Departments of Biology and Genetics, University of Pennsylvania, Philadelphia, PA, USA.
Bioessays. 2013 Sep;35(9):780-6. doi: 10.1002/bies.201300014. Epub 2013 Jul 9.
Whole genome sequencing and SNP genotyping arrays can paint strikingly different pictures of demographic history and natural selection. This is because genotyping arrays contain biased sets of pre-ascertained SNPs. In this short review, we use comparisons between high-coverage whole genome sequences of African hunter-gatherers and data from genotyping arrays to highlight how SNP ascertainment bias distorts population genetic inferences. Sample sizes and the populations in which SNPs are discovered affect the characteristics of observed variants. We find that SNPs on genotyping arrays tend to be older and present in multiple populations. In addition, genotyping arrays cause allele frequency distributions to be shifted towards intermediate frequency alleles, and estimates of linkage disequilibrium are modified. Since population genetic analyses depend on allele frequencies, it is imperative that researchers are aware of the effects of SNP ascertainment bias. With this in mind, we describe multiple ways to correct for SNP ascertainment bias.

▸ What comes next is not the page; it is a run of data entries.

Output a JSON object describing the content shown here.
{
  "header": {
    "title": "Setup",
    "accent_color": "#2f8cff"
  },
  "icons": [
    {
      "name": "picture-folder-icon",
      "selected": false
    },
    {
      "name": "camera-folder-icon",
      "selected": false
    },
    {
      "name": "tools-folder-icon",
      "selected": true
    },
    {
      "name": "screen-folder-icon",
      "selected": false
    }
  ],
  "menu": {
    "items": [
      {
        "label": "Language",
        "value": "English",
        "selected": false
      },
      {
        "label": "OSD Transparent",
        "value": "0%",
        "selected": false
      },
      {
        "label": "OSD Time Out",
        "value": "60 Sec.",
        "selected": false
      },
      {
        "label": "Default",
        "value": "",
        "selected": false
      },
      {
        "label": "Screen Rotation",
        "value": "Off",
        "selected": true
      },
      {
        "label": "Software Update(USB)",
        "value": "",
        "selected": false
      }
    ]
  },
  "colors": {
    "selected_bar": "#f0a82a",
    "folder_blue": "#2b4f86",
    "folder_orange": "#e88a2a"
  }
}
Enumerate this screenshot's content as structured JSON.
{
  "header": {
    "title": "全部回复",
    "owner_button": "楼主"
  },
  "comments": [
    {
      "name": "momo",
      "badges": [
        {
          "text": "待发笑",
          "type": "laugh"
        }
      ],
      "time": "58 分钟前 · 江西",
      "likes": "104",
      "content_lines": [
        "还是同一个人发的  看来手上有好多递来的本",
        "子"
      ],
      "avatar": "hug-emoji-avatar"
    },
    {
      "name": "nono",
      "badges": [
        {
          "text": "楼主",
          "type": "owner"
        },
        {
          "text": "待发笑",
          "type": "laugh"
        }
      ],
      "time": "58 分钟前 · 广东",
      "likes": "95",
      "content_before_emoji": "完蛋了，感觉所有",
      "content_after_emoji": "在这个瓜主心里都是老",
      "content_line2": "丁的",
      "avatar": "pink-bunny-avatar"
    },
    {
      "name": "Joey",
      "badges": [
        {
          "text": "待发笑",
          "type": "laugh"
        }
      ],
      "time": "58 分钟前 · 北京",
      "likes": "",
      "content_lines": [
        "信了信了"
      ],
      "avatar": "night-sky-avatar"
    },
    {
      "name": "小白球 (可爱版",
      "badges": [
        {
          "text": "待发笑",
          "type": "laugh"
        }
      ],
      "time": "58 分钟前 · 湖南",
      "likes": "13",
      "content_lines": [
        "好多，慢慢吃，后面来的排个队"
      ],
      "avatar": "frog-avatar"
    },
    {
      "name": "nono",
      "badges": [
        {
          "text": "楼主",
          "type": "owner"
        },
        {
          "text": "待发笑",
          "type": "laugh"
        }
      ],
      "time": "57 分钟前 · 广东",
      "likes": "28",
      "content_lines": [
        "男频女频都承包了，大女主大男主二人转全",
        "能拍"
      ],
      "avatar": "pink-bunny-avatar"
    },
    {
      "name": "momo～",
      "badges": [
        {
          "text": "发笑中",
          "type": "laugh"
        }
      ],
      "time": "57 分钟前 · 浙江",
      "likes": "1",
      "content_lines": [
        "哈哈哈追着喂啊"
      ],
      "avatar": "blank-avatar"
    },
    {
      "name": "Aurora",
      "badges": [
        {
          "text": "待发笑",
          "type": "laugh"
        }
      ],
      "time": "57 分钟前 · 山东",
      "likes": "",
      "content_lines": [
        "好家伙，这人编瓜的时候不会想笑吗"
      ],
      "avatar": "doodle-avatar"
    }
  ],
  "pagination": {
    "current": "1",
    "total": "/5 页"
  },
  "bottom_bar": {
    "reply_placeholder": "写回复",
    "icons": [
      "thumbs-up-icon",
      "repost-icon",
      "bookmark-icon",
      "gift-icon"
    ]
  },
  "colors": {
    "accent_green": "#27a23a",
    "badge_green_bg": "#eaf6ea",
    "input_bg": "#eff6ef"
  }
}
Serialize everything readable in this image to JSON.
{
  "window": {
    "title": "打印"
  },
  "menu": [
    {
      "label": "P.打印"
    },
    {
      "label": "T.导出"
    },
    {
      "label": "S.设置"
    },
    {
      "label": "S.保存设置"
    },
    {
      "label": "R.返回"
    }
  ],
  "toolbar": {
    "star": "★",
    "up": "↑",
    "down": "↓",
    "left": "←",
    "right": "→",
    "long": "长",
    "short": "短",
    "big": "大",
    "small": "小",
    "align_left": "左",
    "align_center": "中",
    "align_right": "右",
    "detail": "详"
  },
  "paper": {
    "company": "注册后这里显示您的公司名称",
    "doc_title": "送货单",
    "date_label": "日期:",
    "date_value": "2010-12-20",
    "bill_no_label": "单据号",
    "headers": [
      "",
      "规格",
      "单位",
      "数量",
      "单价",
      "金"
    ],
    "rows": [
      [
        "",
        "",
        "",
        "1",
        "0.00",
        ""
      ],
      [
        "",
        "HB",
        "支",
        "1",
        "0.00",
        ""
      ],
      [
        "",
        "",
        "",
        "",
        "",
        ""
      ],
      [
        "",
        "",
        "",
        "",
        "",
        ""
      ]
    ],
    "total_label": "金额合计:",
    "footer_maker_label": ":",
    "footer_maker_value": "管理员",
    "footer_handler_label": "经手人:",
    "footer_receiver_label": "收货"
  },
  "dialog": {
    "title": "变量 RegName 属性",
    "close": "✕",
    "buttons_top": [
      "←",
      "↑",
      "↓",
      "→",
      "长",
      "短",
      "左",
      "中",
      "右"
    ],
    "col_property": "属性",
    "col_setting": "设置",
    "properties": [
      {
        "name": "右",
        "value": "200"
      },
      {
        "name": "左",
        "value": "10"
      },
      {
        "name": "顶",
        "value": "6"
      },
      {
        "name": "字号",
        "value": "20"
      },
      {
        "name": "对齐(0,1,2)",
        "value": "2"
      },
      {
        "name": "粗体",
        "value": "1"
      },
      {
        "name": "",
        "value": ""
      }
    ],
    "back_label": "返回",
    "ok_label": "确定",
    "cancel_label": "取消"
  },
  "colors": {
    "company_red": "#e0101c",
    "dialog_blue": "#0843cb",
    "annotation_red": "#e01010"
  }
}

全基因组测序和 SNP 基因分型芯片可以描绘出截然不同的人口历史和自然选择图景。这是因为基因分型芯片包含有偏倚的预先确定的 SNP 集。在这篇简短的综述中,我们使用非洲狩猎采集者的高覆盖率全基因组序列与基因分型芯片数据之间的比较,强调了 SNP 确定偏差如何扭曲群体遗传推断。样本量和发现 SNPs 的人群会影响观察到的变异的特征。我们发现,基因分型芯片上的 SNPs 往往更古老,存在于多个群体中。此外,基因分型芯片导致等位基因频率分布向中间频率等位基因转移,并且连锁不平衡的估计值也发生了改变。由于群体遗传分析依赖于等位基因频率,因此研究人员必须意识到 SNP 确定偏差的影响。考虑到这一点,我们描述了多种校正 SNP 确定偏差的方法。